The last bastion for dualism lies not in science, but in classical philosophy. As the theologian Edward Feser claims, "The mind knows itself directly, without the mediation of a mental image or any other representation." Cognitive science has shown this claim to be unequivocally false. You have absolutely no knowledge of or choice in the formation of the metaphors that form the structure of your reasoning — and the embodied, metaphorical structure of reasoning could not have been predicted by philosophers. Lakoff, again:
[There] is no Cartesian dualistic person, with a mind separate from and independent of the body, sharing exactly the same disembodied transcendent reason with everyone else, and capable of knowing everything about his or her mind simply by self-reflection.

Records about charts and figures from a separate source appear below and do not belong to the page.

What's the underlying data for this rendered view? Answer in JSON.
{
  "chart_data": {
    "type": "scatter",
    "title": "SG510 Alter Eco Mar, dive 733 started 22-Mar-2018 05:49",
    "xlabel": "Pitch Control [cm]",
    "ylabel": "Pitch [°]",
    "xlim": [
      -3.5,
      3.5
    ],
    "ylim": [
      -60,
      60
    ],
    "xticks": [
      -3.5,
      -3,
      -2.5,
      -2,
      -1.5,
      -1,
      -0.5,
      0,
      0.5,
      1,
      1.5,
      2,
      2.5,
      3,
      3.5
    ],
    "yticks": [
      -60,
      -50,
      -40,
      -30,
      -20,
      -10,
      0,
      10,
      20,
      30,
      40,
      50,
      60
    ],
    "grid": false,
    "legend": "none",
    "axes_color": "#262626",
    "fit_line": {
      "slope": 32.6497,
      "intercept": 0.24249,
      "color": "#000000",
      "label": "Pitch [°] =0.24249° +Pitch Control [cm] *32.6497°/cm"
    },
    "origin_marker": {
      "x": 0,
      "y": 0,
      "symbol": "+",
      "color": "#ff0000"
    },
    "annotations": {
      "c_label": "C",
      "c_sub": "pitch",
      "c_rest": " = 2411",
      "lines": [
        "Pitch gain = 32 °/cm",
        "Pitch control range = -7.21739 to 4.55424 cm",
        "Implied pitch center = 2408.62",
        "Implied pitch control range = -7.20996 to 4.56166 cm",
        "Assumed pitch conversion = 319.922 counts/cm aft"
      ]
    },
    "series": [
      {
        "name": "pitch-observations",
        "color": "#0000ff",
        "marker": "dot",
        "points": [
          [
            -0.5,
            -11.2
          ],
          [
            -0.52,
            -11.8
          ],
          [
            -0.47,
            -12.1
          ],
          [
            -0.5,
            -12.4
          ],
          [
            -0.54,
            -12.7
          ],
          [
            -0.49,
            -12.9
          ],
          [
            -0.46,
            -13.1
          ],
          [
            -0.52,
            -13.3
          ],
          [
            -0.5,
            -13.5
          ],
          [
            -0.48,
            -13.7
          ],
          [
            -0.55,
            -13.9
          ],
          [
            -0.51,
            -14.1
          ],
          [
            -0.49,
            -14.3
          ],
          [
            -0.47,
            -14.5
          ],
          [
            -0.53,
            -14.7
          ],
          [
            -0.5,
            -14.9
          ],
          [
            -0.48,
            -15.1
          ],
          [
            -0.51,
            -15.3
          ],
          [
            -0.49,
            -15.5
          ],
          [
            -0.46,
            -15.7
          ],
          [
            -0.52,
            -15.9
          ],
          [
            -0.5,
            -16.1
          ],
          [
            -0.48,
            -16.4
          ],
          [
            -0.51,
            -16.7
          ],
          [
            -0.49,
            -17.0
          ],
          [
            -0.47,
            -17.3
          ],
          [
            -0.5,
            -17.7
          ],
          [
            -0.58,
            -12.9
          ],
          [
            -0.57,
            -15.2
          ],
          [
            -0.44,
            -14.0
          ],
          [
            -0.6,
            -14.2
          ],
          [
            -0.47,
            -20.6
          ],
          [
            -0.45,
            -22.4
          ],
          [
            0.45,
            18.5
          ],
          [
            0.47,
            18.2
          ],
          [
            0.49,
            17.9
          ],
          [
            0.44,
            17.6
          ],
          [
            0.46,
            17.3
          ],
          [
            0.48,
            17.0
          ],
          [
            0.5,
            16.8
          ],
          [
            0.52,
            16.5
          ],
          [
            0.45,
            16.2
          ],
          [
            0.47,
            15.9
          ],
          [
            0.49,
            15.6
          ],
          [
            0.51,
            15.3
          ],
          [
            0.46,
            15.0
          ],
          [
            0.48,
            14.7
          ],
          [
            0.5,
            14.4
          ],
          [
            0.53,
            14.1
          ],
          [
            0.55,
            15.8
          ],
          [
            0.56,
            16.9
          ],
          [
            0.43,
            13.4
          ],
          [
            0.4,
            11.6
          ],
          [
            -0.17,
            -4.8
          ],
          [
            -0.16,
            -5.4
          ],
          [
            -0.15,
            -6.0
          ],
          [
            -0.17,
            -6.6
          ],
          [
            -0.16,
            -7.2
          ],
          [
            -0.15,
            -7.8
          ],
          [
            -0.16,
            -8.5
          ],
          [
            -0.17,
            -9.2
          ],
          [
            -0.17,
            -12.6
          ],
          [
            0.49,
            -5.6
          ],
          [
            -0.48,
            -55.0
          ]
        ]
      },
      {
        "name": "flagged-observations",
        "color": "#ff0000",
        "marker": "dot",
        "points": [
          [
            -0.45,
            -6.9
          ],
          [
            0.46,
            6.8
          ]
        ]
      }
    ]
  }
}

Rather, the mind is inherently embodied, reason is shaped by the body, and since most thought is unconscious, the mind cannot be known simply by self-reflection. Empirical study is necessary. [Philosophy in the Flesh, Kindle location 80]A neurocognitive account of the mind is robustly supported by scientific data that spans multiple interrelated disciplines. It's comprised of sound theoretical models that have successfully and reliably made falsifiable predictions. Dualism trudges on, clinging desperately to the coattails of scientific progress with post hoc rationalizations of scientific data, most likely spurred by fear of facing the entailments of a successful scientific theory of mind: souls probably do not exist, and when you're dead you're gone forever. But as Carl Sagan famously said, "It is far better to grasp the universe as it really is than to persist in delusion, however satisfying and reassuring". Let's stop treating dualism as anything other than the nonsense that it is — an antiquated folk theory of mind that belongs in the dustbin along with young-Earth creationism and intelligent design.